If anything, Michelle Kwan’s big decision to withdraw from the Olympics tells us that it’s okay to just walk away. Sometimes, something as great as the opportunity to win the Olympic gold medal is worth passing up when circumstances prevent you from doing the things that you want. I’m not going to lie, though. Seeing Michelle courageously face the media with tears glistening in her eyes was hard for me too. It’s difficult — if not downright discouraging — to see someone walk away from the very thing she’s worked so hard and so long to achieve.
Seeing someone’s dream getting crushed is a disheartening feeling. It makes you wonder whether we ourselves are chasing after our own elusive gold medal. And if we are, should we just give up, or continue plowing bravely forward, knowing that the chance for failure greatly exceeds our one and only chance for success?
I find the concept of the American Dream to be unrealistically optimistic. According to this model, as long as someone is dedicated and hard-working, in the end, anything is possible. Based on this model, all dreams can come true, regardless of how extraordinary they are. All you need is “x” and “y” to reach “z”. It’s as simple as that — until reality sets in.
I’m not saying that the American Dream is impossible. If anything, hard work and dedication will get you results. Results in what, though, vary by the magnitude of the dream, and are to be determined on an individual basis.
What people need to realize is that the American Dream is merely a model for success, and as a model, it fails to consider the occurrence of random events such as injuries, deaths, or other hardships.
No model is perfect. No dream is unachievable. What these two seemingly contrary ideas tell us is that life is just a series of random events, thrown together so that sometimes you end up with a winning streak, and other times your luck runs out.

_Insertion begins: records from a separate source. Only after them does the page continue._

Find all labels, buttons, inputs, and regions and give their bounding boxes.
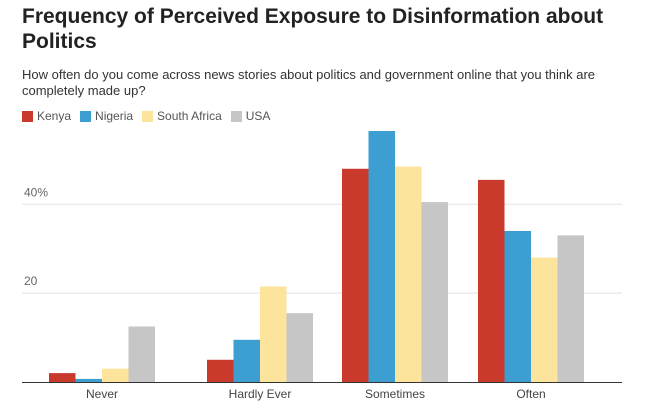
- legend-label-south-africa: South Africa: [157, 109, 222, 123]
- bar-often-usa: USA — Often: 33: [557, 235, 584, 382]
- legend: Kenya Nigeria South Africa USA: [22, 109, 279, 123]
- bar-often-south-africa: South Africa — Often: 28: [531, 257, 558, 382]
- chart-subtitle: How often do you come across news storie…: [22, 67, 596, 98]
- bar-often-nigeria: Nigeria — Often: 34: [504, 230, 531, 382]
- bar-never-nigeria: Nigeria — Never: 0.7: [75, 378, 102, 382]
- bar-sometimes-south-africa: South Africa — Sometimes: 48.5: [395, 166, 422, 382]
- bar-sometimes-usa: USA — Sometimes: 40.5: [421, 202, 448, 382]
- bar-sometimes-kenya: Kenya — Sometimes: 48: [342, 168, 369, 382]
- legend-label-usa: USA: [245, 109, 271, 123]
- legend-item-kenya: Kenya: [22, 109, 71, 123]
- bar-hardly-ever-south-africa: South Africa — Hardly Ever: 21.5: [260, 286, 287, 382]
- bar-sometimes-nigeria: Nigeria — Sometimes: 56.5: [368, 131, 395, 382]
- bar-often-kenya: Kenya — Often: 45.5: [478, 179, 505, 382]
- bar-hardly-ever-usa: USA — Hardly Ever: 15.5: [286, 313, 313, 382]
- legend-label-nigeria: Nigeria: [95, 109, 134, 123]
- x-tick-label-hardly-ever: Hardly Ever: [229, 387, 292, 401]
- legend-swatch-south-africa: [142, 110, 154, 122]
- legend-swatch-usa: [230, 110, 242, 122]
- legend-label-kenya: Kenya: [37, 109, 72, 123]
- bar-never-south-africa: South Africa — Never: 3: [102, 368, 129, 382]
- legend-item-south-africa: South Africa: [142, 109, 222, 123]
- y-tick-label-40: 40%: [24, 185, 48, 199]
- legend-item-usa: USA: [230, 109, 271, 123]
- x-tick-label-never: Never: [86, 387, 118, 401]
- bar-hardly-ever-kenya: Kenya — Hardly Ever: 5: [207, 359, 234, 382]
- y-tick-label-20: 20: [24, 274, 38, 288]
- chart-title: Frequency of Perceived Exposure to Disin…: [22, 5, 604, 53]
- x-tick-label-often: Often: [516, 387, 545, 401]
- legend-swatch-nigeria: [80, 110, 92, 122]
- bar-never-usa: USA — Never: 12.5: [128, 326, 155, 382]
- legend-swatch-kenya: [22, 110, 33, 122]
- bar-never-kenya: Kenya — Never: 2: [49, 373, 76, 382]
- legend-item-nigeria: Nigeria: [80, 109, 133, 123]
- x-tick-label-sometimes: Sometimes: [365, 387, 425, 401]
- bar-hardly-ever-nigeria: Nigeria — Hardly Ever: 9.5: [233, 339, 260, 382]
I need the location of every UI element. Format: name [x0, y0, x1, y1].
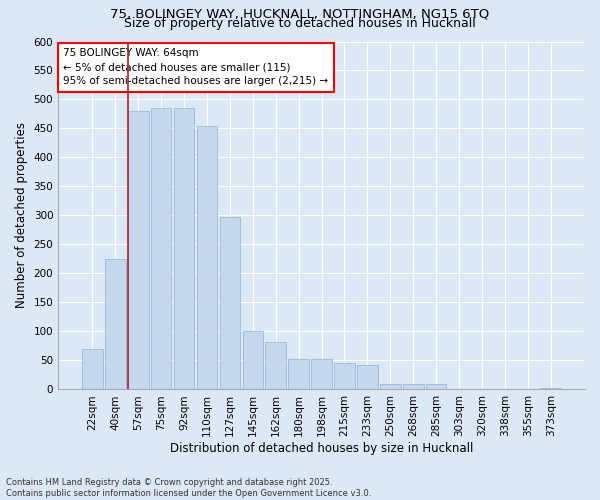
Bar [265, 342, 286, 390]
Bar [128, 111, 149, 390]
Text: 75 BOLINGEY WAY: 64sqm
← 5% of detached houses are smaller (115)
95% of semi-det: 75 BOLINGEY WAY: 64sqm ← 5% of detached … [64, 48, 329, 86]
Bar [197, 126, 217, 390]
Bar [380, 384, 401, 390]
Bar [311, 358, 332, 390]
Bar [105, 259, 125, 390]
Bar [426, 384, 446, 390]
X-axis label: Distribution of detached houses by size in Hucknall: Distribution of detached houses by size … [170, 442, 473, 455]
Bar [403, 384, 424, 390]
Bar [334, 364, 355, 390]
Bar [289, 358, 309, 390]
Text: Contains HM Land Registry data © Crown copyright and database right 2025.
Contai: Contains HM Land Registry data © Crown c… [6, 478, 371, 498]
Bar [220, 216, 240, 390]
Bar [151, 108, 172, 390]
Bar [541, 388, 561, 390]
Text: 75, BOLINGEY WAY, HUCKNALL, NOTTINGHAM, NG15 6TQ: 75, BOLINGEY WAY, HUCKNALL, NOTTINGHAM, … [110, 8, 490, 20]
Bar [357, 365, 378, 390]
Y-axis label: Number of detached properties: Number of detached properties [15, 122, 28, 308]
Bar [242, 332, 263, 390]
Text: Size of property relative to detached houses in Hucknall: Size of property relative to detached ho… [124, 18, 476, 30]
Bar [174, 108, 194, 390]
Bar [82, 349, 103, 390]
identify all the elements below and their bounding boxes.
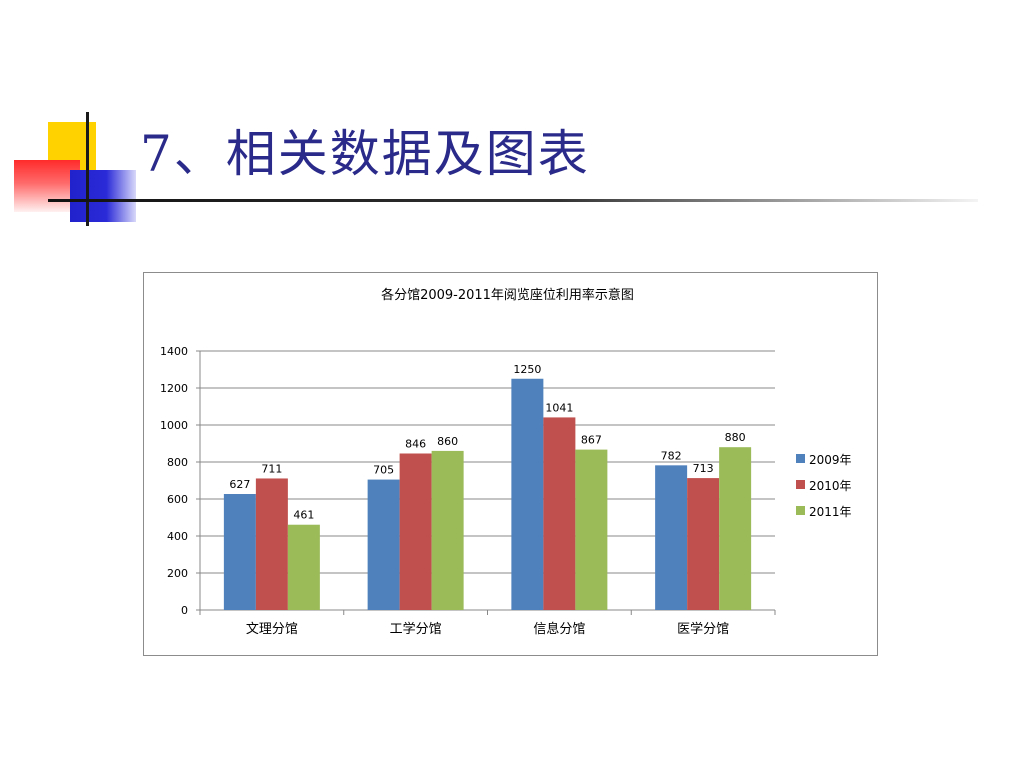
y-tick-label: 800 bbox=[167, 456, 188, 469]
chart-title: 各分馆2009-2011年阅览座位利用率示意图 bbox=[381, 287, 634, 303]
y-tick-label: 600 bbox=[167, 493, 188, 506]
y-tick-label: 400 bbox=[167, 530, 188, 543]
bar-2010年-工学分馆 bbox=[399, 453, 432, 610]
data-label: 880 bbox=[725, 431, 746, 444]
bar-2010年-信息分馆 bbox=[543, 417, 576, 610]
y-tick-label: 200 bbox=[167, 567, 188, 580]
decor-vertical-line bbox=[86, 112, 89, 226]
bar-2010年-医学分馆 bbox=[687, 478, 720, 610]
bar-2011年-文理分馆 bbox=[287, 524, 320, 610]
legend-swatch bbox=[796, 506, 805, 515]
bar-2010年-文理分馆 bbox=[255, 478, 288, 610]
legend-label: 2011年 bbox=[809, 505, 852, 519]
data-label: 711 bbox=[261, 462, 282, 475]
y-tick-label: 0 bbox=[181, 604, 188, 617]
data-label: 461 bbox=[293, 509, 314, 522]
legend-swatch bbox=[796, 454, 805, 463]
x-tick-label: 信息分馆 bbox=[533, 621, 585, 637]
x-tick-label: 工学分馆 bbox=[390, 621, 442, 637]
data-label: 860 bbox=[437, 435, 458, 448]
chart-frame: 各分馆2009-2011年阅览座位利用率示意图 0 200 400 600 800 1000… bbox=[143, 272, 878, 656]
data-label: 713 bbox=[693, 462, 714, 475]
slide-title: 7、相关数据及图表 bbox=[140, 125, 590, 183]
bar-2009年-文理分馆 bbox=[223, 494, 256, 610]
data-label: 846 bbox=[405, 437, 426, 450]
bar-chart: 各分馆2009-2011年阅览座位利用率示意图 0 200 400 600 800 1000… bbox=[160, 287, 852, 637]
legend-swatch bbox=[796, 480, 805, 489]
x-tick-label: 医学分馆 bbox=[677, 621, 729, 637]
y-tick-label: 1200 bbox=[160, 382, 188, 395]
decor-blue-square bbox=[70, 170, 136, 222]
y-tick-label: 1400 bbox=[160, 345, 188, 358]
bar-2009年-工学分馆 bbox=[367, 479, 400, 610]
legend-label: 2009年 bbox=[809, 453, 852, 467]
title-underline bbox=[48, 199, 978, 202]
data-label: 705 bbox=[373, 464, 394, 477]
data-label: 782 bbox=[661, 449, 682, 462]
data-label: 1041 bbox=[545, 401, 573, 414]
data-label: 1250 bbox=[513, 363, 541, 376]
y-tick-label: 1000 bbox=[160, 419, 188, 432]
decor-red-square bbox=[14, 160, 80, 212]
bar-2009年-医学分馆 bbox=[655, 465, 688, 610]
bar-2011年-工学分馆 bbox=[431, 450, 464, 610]
bar-2011年-信息分馆 bbox=[575, 449, 608, 610]
data-label: 867 bbox=[581, 434, 602, 447]
legend-label: 2010年 bbox=[809, 479, 852, 493]
data-label: 627 bbox=[229, 478, 250, 491]
bar-2009年-信息分馆 bbox=[511, 378, 544, 610]
x-tick-label: 文理分馆 bbox=[246, 622, 298, 637]
bar-2011年-医学分馆 bbox=[719, 447, 752, 610]
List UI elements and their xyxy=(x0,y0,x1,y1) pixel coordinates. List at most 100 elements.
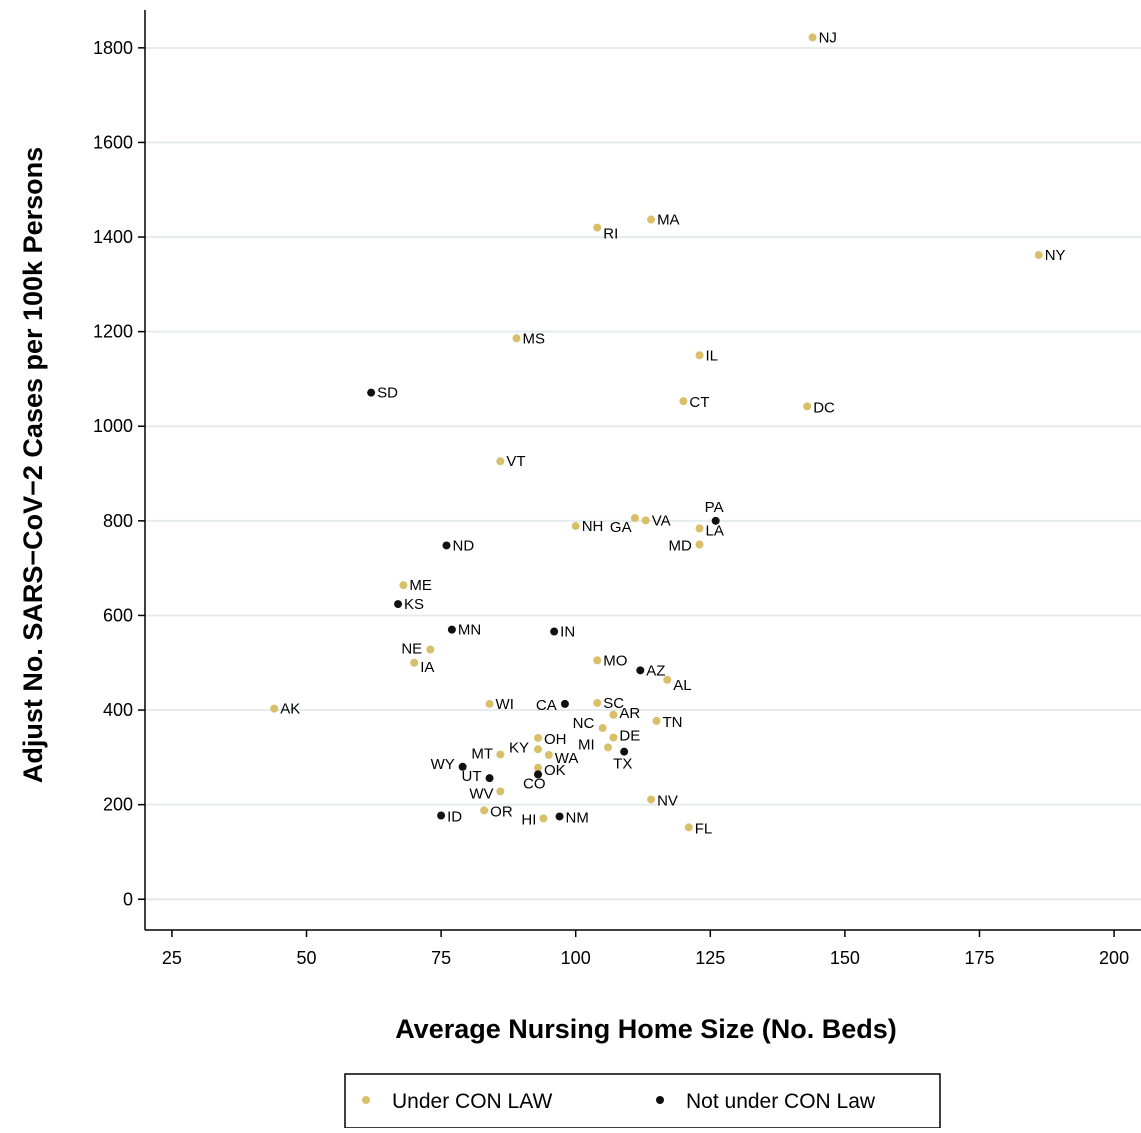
point-ct xyxy=(679,397,688,406)
point-label-pa: PA xyxy=(705,499,724,516)
point-label-ar: AR xyxy=(619,705,640,722)
point-mt xyxy=(496,750,505,759)
point-ar xyxy=(609,710,618,719)
point-label-mn: MN xyxy=(458,622,481,639)
point-label-ms: MS xyxy=(522,330,545,347)
point-tn xyxy=(652,716,661,725)
legend-marker-0 xyxy=(362,1096,370,1104)
point-md xyxy=(695,540,704,549)
point-label-la: LA xyxy=(706,522,724,539)
y-tick-label: 400 xyxy=(103,700,133,720)
point-label-in: IN xyxy=(560,624,575,641)
point-label-hi: HI xyxy=(521,811,536,828)
point-nj xyxy=(808,33,817,42)
point-label-md: MD xyxy=(669,537,692,554)
point-label-fl: FL xyxy=(695,820,713,837)
point-mi xyxy=(604,743,613,752)
point-label-il: IL xyxy=(706,347,719,364)
point-ms xyxy=(512,334,521,343)
point-label-wy: WY xyxy=(431,756,455,773)
point-label-sc: SC xyxy=(603,695,624,712)
point-ut xyxy=(485,774,494,783)
point-label-nv: NV xyxy=(657,792,678,809)
y-tick-label: 800 xyxy=(103,511,133,531)
point-label-ia: IA xyxy=(420,659,434,676)
point-ne xyxy=(426,645,435,654)
point-label-nm: NM xyxy=(566,809,589,826)
y-tick-label: 1400 xyxy=(93,227,133,247)
point-label-me: ME xyxy=(409,577,432,594)
point-label-tn: TN xyxy=(662,714,682,731)
x-tick-label: 125 xyxy=(695,948,725,968)
legend-marker-1 xyxy=(656,1096,664,1104)
x-tick-label: 200 xyxy=(1099,948,1129,968)
point-nd xyxy=(442,541,451,550)
point-label-ca: CA xyxy=(536,697,557,714)
point-label-id: ID xyxy=(447,809,462,826)
point-pa xyxy=(711,516,720,525)
point-de xyxy=(609,733,618,742)
point-ok xyxy=(534,763,543,772)
point-fl xyxy=(684,823,693,832)
point-ri xyxy=(593,223,602,232)
point-label-or: OR xyxy=(490,803,513,820)
x-tick-label: 75 xyxy=(431,948,451,968)
legend-label-0: Under CON LAW xyxy=(392,1090,552,1113)
point-ma xyxy=(647,215,656,224)
point-label-ct: CT xyxy=(689,394,709,411)
point-nv xyxy=(647,795,656,804)
point-ca xyxy=(560,699,569,708)
point-ga xyxy=(630,514,639,523)
x-tick-label: 50 xyxy=(296,948,316,968)
y-tick-label: 200 xyxy=(103,795,133,815)
x-tick-label: 25 xyxy=(162,948,182,968)
point-vt xyxy=(496,457,505,466)
point-wy xyxy=(458,762,467,771)
point-label-wa: WA xyxy=(555,750,579,767)
point-label-va: VA xyxy=(652,512,671,529)
y-tick-label: 1600 xyxy=(93,132,133,152)
point-label-tx: TX xyxy=(613,756,632,773)
point-label-az: AZ xyxy=(646,662,665,679)
point-label-wi: WI xyxy=(496,696,514,713)
point-ks xyxy=(394,600,403,609)
point-label-ks: KS xyxy=(404,596,424,613)
point-label-mi: MI xyxy=(578,736,595,753)
point-label-sd: SD xyxy=(377,385,398,402)
point-label-nd: ND xyxy=(452,537,474,554)
point-label-co: CO xyxy=(523,775,546,792)
point-label-ga: GA xyxy=(610,519,632,536)
point-label-dc: DC xyxy=(813,399,835,416)
point-me xyxy=(399,581,408,590)
point-label-ky: KY xyxy=(509,739,529,756)
y-tick-label: 600 xyxy=(103,605,133,625)
point-label-nj: NJ xyxy=(819,29,837,46)
point-ak xyxy=(270,704,279,713)
point-in xyxy=(550,627,559,636)
point-nc xyxy=(598,724,607,733)
point-or xyxy=(480,806,489,815)
legend-label-1: Not under CON Law xyxy=(686,1090,876,1113)
x-tick-label: 175 xyxy=(964,948,994,968)
point-label-nc: NC xyxy=(573,715,595,732)
point-label-ok: OK xyxy=(544,762,566,779)
y-tick-label: 0 xyxy=(123,889,133,909)
point-co xyxy=(534,770,543,779)
point-az xyxy=(636,666,645,675)
x-tick-label: 150 xyxy=(830,948,860,968)
y-axis-title: Adjust No. SARS−CoV−2 Cases per 100k Per… xyxy=(18,147,48,783)
point-ia xyxy=(410,658,419,667)
point-ny xyxy=(1034,251,1043,260)
y-tick-label: 1200 xyxy=(93,322,133,342)
point-label-nh: NH xyxy=(582,518,604,535)
y-tick-label: 1800 xyxy=(93,38,133,58)
point-va xyxy=(641,516,650,525)
point-il xyxy=(695,351,704,360)
point-label-oh: OH xyxy=(544,731,567,748)
legend-box xyxy=(344,1073,941,1129)
point-ky xyxy=(534,745,543,754)
point-mn xyxy=(447,625,456,634)
point-al xyxy=(663,675,672,684)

In Michelle’s case, it wasn’t that she didn’t work hard enough. It wasn’t that she wasn’t 100 percent committed to her goal. Her luck simply ran out at an inopportune moment. Nevertheless, her humble exit from the race for the esteemed gold medal proved that at that moment, Michelle Kwan was not someone who gave up out of fear, but someone who bowed out gracefully out of respect for the game. That in itself is worth more than a hundred Olympic gold medals.
Not everyone can be an Olympic gold medalist. Not everyone ends up being the CEO of Microsoft. But when people like Michelle Kwan get passed up for a gold medal, I find it more and more difficult to believe that hard work and perseverance is the formula for success. Especially because the Olympic gold medal is such a prestigious symbol of achievement, when it is denied to a highly-deserving individual, for me, the gold medal starts to lose its value and appeal. After all, we should know by now that greatness cannot be reflected in a single piece of cold, hard metal.